Le visite con i nostri accompagnatori ci aprono gli occhi su una realtà per noi sconosciuta, e questa sarà l’esperienza più umanamente coinvolgente di tutto il viaggio. Ovviamente non tutto è perfetto e, com’è facile immaginare, quando un’ingente quantità di denaro si riversa in questi paesi è inevitabile che ci siano episodi di disonestà e ruberie varie: tutto questo però non scoraggia l’impegno e la dedizione di tanti operatori laici e religiosi, a conferma che la cooperazione non è, come ha sostenuto qualcuno, un circo che tiene in vita una miriade di organizzazioni che vivono e ingrassano sull’industria degli aiuti umanitari.

Quasi a casa
Ouagadougou è la più vivibile e ospitale delle capitali che abbiamo visitato; campeggiamo presso il Centro Shalom, dove operano diversi toscani. La temperatura, giorno dopo giorno, diventa sempre più insopportabile e le parti in metallo all’interno del camper diventano così calde da non poterle toccare.

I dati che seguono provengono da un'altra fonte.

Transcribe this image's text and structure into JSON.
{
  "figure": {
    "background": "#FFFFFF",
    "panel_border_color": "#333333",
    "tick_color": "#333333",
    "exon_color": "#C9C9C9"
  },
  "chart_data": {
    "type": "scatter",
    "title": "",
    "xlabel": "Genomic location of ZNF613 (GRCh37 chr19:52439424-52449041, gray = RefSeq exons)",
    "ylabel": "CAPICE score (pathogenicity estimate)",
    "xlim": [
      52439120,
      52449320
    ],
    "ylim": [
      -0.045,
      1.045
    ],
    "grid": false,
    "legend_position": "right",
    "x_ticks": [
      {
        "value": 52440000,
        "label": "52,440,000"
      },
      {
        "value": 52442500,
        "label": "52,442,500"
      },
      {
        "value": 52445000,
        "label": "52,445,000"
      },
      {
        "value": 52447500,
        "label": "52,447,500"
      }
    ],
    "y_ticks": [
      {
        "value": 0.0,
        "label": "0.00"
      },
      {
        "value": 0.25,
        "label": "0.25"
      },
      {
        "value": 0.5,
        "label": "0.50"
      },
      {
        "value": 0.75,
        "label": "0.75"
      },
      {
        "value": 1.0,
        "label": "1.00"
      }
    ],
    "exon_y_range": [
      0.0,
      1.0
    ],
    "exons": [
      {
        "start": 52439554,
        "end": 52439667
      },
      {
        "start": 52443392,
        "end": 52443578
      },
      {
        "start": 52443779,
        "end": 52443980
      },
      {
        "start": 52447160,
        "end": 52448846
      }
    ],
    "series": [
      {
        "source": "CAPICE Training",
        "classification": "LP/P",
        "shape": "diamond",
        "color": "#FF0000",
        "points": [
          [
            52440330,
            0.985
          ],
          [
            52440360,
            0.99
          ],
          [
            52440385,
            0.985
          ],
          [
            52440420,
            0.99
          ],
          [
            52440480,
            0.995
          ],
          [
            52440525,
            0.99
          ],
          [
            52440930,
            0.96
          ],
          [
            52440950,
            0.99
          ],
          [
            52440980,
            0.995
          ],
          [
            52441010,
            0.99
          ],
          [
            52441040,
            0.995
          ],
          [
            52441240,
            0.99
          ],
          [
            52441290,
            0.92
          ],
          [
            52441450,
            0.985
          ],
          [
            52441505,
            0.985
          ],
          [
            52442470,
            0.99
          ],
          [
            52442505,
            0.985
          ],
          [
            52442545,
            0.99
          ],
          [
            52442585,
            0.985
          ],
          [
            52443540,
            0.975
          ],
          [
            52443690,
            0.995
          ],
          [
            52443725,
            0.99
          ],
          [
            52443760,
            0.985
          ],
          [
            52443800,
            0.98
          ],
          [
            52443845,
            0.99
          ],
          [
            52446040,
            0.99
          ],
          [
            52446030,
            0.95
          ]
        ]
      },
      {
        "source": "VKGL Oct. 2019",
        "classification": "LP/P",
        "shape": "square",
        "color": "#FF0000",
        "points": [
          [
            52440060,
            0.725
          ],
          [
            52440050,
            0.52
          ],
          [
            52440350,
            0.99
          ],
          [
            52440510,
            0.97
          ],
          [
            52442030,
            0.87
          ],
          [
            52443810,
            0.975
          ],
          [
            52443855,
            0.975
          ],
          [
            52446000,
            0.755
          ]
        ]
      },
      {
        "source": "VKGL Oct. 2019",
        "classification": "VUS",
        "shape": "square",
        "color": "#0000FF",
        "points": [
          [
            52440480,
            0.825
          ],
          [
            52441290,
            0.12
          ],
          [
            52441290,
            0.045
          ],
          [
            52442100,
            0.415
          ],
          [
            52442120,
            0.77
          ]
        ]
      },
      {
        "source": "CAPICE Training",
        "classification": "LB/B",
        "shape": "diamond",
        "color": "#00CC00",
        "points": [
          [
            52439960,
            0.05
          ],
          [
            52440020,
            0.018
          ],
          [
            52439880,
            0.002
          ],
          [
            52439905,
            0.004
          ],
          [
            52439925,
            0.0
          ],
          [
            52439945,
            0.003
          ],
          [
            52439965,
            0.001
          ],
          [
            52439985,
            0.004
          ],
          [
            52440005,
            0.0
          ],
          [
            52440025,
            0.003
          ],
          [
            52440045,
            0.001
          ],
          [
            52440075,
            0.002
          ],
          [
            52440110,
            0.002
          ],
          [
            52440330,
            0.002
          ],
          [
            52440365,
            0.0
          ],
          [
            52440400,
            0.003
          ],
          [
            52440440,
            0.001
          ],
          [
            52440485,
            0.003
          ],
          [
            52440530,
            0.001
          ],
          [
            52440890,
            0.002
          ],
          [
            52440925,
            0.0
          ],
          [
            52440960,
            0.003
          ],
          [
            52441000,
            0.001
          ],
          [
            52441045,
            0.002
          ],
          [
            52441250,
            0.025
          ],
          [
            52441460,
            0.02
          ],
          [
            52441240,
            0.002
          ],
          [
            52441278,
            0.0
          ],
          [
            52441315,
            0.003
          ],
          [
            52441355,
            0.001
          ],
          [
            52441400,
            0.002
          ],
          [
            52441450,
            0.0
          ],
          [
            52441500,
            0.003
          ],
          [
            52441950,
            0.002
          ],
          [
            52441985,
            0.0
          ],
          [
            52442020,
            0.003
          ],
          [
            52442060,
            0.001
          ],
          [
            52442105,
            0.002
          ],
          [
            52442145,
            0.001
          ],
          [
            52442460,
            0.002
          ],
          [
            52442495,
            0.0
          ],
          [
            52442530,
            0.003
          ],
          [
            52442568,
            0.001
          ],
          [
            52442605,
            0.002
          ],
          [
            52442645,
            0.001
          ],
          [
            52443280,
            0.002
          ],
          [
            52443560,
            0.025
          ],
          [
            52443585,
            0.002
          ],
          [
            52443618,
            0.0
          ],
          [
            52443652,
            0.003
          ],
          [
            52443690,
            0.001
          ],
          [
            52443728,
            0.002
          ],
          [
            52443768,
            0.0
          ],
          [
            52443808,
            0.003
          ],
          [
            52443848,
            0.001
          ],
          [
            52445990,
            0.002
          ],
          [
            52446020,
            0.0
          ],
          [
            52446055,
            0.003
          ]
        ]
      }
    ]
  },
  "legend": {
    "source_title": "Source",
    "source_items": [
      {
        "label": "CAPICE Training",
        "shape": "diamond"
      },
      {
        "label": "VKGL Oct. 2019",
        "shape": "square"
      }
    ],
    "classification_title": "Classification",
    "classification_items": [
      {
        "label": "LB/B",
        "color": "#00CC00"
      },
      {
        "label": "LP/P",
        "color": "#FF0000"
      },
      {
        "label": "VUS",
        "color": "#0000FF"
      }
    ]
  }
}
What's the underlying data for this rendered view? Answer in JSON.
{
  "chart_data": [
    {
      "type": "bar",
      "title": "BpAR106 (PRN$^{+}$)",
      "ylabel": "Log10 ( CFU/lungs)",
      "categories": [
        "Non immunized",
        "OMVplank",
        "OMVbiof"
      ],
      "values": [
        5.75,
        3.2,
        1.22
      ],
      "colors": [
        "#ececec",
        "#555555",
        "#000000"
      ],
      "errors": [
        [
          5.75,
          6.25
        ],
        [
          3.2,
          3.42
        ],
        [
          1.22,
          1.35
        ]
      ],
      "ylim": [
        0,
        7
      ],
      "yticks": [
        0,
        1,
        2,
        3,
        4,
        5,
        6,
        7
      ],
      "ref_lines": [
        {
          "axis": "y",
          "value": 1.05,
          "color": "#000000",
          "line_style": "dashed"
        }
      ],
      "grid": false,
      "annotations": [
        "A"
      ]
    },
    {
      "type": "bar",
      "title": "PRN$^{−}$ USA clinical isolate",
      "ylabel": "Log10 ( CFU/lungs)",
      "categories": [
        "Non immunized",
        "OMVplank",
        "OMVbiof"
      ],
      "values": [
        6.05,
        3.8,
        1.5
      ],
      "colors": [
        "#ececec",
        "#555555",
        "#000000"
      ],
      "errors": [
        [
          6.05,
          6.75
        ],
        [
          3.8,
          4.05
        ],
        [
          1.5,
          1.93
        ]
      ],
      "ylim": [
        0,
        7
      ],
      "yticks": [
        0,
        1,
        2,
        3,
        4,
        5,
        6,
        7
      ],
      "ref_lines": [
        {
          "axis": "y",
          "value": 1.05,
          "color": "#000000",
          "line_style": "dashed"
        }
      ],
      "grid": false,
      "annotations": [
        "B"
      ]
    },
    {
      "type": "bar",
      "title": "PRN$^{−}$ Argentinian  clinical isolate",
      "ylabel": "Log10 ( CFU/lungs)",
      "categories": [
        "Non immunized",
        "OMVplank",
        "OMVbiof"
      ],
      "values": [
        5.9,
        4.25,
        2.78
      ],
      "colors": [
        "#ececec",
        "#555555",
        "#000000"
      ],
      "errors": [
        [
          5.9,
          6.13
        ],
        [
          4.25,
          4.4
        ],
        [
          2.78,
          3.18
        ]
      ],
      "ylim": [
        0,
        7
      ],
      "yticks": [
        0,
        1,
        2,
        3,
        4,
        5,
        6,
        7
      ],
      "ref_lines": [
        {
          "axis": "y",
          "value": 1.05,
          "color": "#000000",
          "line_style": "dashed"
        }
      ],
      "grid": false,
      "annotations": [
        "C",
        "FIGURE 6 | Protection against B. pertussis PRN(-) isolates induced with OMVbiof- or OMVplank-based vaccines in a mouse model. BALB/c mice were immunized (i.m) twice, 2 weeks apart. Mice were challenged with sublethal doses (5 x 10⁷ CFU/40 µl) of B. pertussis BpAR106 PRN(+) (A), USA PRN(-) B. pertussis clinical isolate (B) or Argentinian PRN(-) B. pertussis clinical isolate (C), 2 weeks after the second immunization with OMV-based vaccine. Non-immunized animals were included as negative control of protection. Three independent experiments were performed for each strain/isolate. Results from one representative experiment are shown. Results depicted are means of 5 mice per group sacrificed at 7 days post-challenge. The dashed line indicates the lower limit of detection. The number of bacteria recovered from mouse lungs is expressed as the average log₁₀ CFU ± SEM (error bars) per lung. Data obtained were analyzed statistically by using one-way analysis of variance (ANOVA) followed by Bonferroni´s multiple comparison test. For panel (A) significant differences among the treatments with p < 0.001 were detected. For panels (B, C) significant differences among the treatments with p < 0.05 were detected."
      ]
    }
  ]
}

A Bobo-Dioulasso è il momento di iniziare la lunga risalita verso lo Stretto di Gibilterra, ma questa volta siamo decisi ad evitare il Senegal e preferiamo percorrere la famigerata strada del deserto, entrando direttamente dal Mali in Mauritania. Ripassiamo per Bamako e ci dirigiamo verso il confine di Kobenni, nei cui pressi sono stati rapiti pochi mesi fa i due italiani. Seguiamo come programmato la nostra tabella di marcia in tre tappe, Ayoun, Kiffa e Aleg: la strada è tutta asfaltata e solo un tratto di 130 chilometri prima di Kiffa è completamente distrutto dalle inondazioni dell’estate passata.
Dopo Aleg viaggiamo attraverso un deserto di un colore rosso dorato, dove la sabbia spinta dal vento assume forme morbide con grandi onde a perdita d’occhio. E’ uno spettacolo splendido, al di là delle parole, il più bello da quando siamo in Africa. Sull’asfalto il tremolio dell’onda di calore crea dei miraggi, ci sembra di scorgere all’orizzonte laghi circondati da alberi e di vedere la strada trasformarsi in un fiume luccicante. Arrivati a Nouakchott, abbiamo quasi l’impressione di essere a casa: e dire che all’imbarco mancano ancora 4.000 chilometri.